EST-CE BIEN RAISONNABLE?

Les êtres humains sont en pleine mutation. Sur tous les continents, des tendances lourdes en matière de chirurgie esthétique, de blanchiment de la peau, d’opérations multiples et variées sur différentes parties du corps, démontrent que l’homme et (surtout) la femme n’auront à l’avenir plus grand chose à voir avec l’apparence de leurs ancêtres. Et le confinement dû au Covid n’y aura rien changé – pour le cas où on aurait pu imaginer un retour à l’essentiel –, bien au contraire!

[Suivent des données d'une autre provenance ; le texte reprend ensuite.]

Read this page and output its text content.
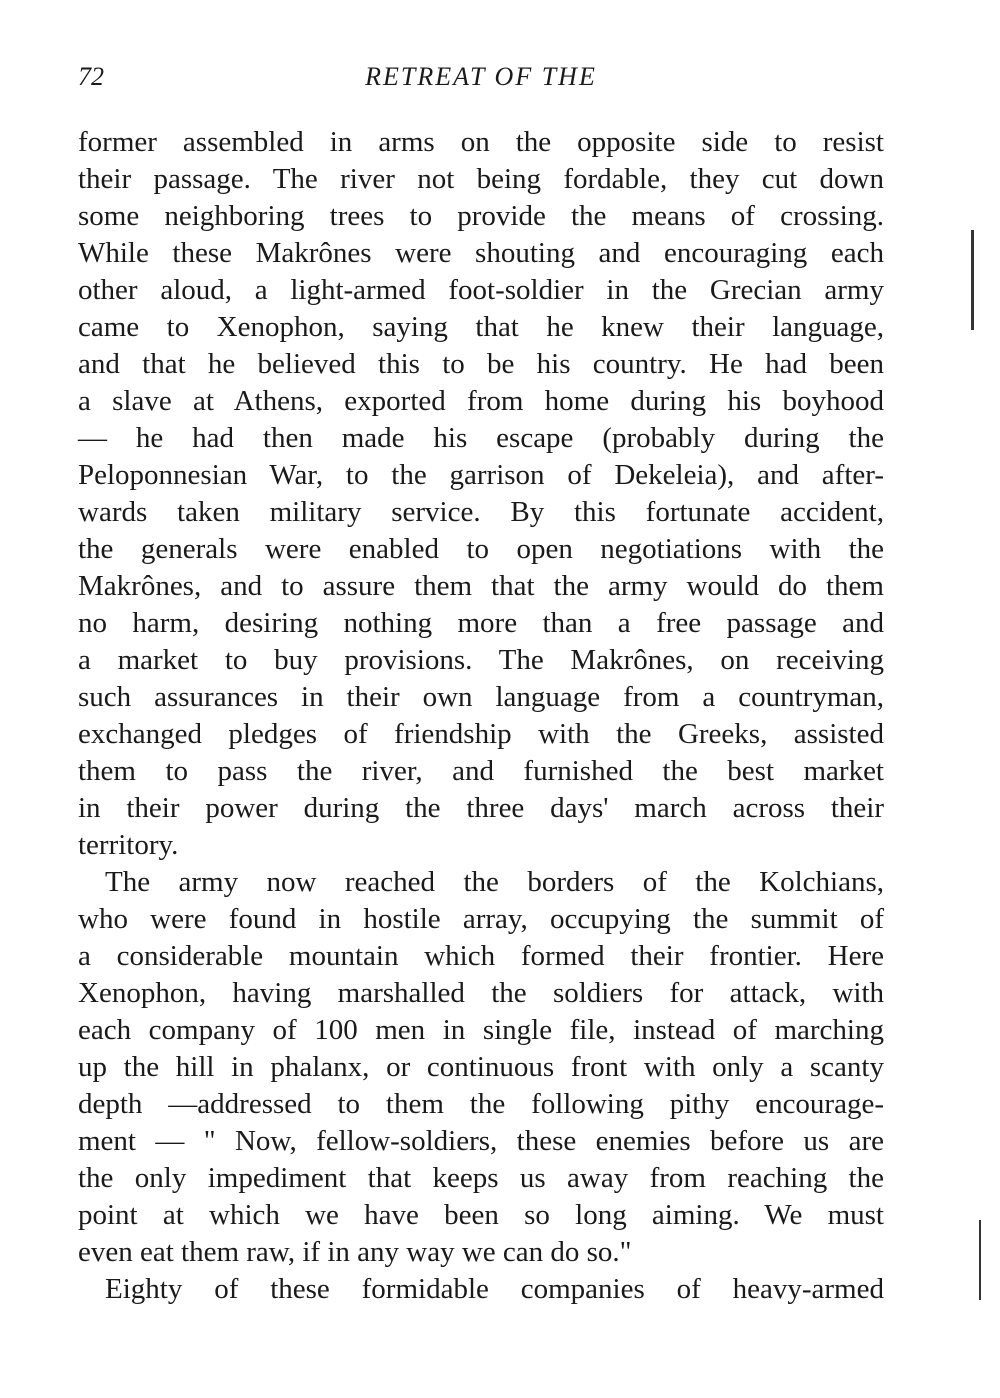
72	RETREAT OF THE
former assembled in arms on the opposite side to resist
their passage. The river not being fordable, they cut down
some neighboring trees to provide the means of crossing.
While these Makrônes were shouting and encouraging each
other aloud, a light-armed foot-soldier in the Grecian army
came to Xenophon, saying that he knew their language,
and that he believed this to be his country. He had been
a slave at Athens, exported from home during his boyhood
— he had then made his escape (probably during the
Peloponnesian War, to the garrison of Dekeleia), and after-
wards taken military service. By this fortunate accident,
the generals were enabled to open negotiations with the
Makrônes, and to assure them that the army would do them
no harm, desiring nothing more than a free passage and
a market to buy provisions. The Makrônes, on receiving
such assurances in their own language from a countryman,
exchanged pledges of friendship with the Greeks, assisted
them to pass the river, and furnished the best market
in their power during the three days' march across their
territory.
The army now reached the borders of the Kolchians,
who were found in hostile array, occupying the summit of
a considerable mountain which formed their frontier. Here
Xenophon, having marshalled the soldiers for attack, with
each company of 100 men in single file, instead of marching
up the hill in phalanx, or continuous front with only a scanty
depth —addressed to them the following pithy encourage-
ment — " Now, fellow-soldiers, these enemies before us are
the only impediment that keeps us away from reaching the
point at which we have been so long aiming. We must
even eat them raw, if in any way we can do so."
Eighty of these formidable companies of heavy-armed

Est-ce l’«effet zoom», du nom de cette plateforme de visioconférence, qui a donné envie aux gens de changer d’aspect?

Reste que dans de nombreux pays, depuis la fin du confinement, les cliniques de chirurgie esthétique ont connu un boom spectaculaire de demandes pour des «remodelages corporels». En clair: des liposuccions, des abdominoplasties, des augmentations mammaires, des lipofillings des fesses et des seins, et autres joyeusetés hardcore, qui feraient presque passer les films de science-fiction pour des contes pour enfants.

Mais le hit absolu en cette période de «retour à la normale», en Amérique latine comme en Europe et aux Etats-Unis, c’est l’augmentation du volume des fesses, également appelé le «lifting brésilien». C’est-à-dire (âmes sensibles s’abstenir)? Les excès de graisses retirés de différentes parties du corps (ventre, bas du dos, etc.) par liposuccion sont «traités» pour être ensuite injectés dans la zone des fesses.

Sur le continent africain, c’est plutôt la couleur de la peau qui subit des outrages. Certes, le blanchiment de la peau n’est pas un phénomène nouveau. Mais ce qui l’est en revanche, ce sont les nouveaux produits mis sur un marché plus florissant que jamais, et qui font froid dans le dos.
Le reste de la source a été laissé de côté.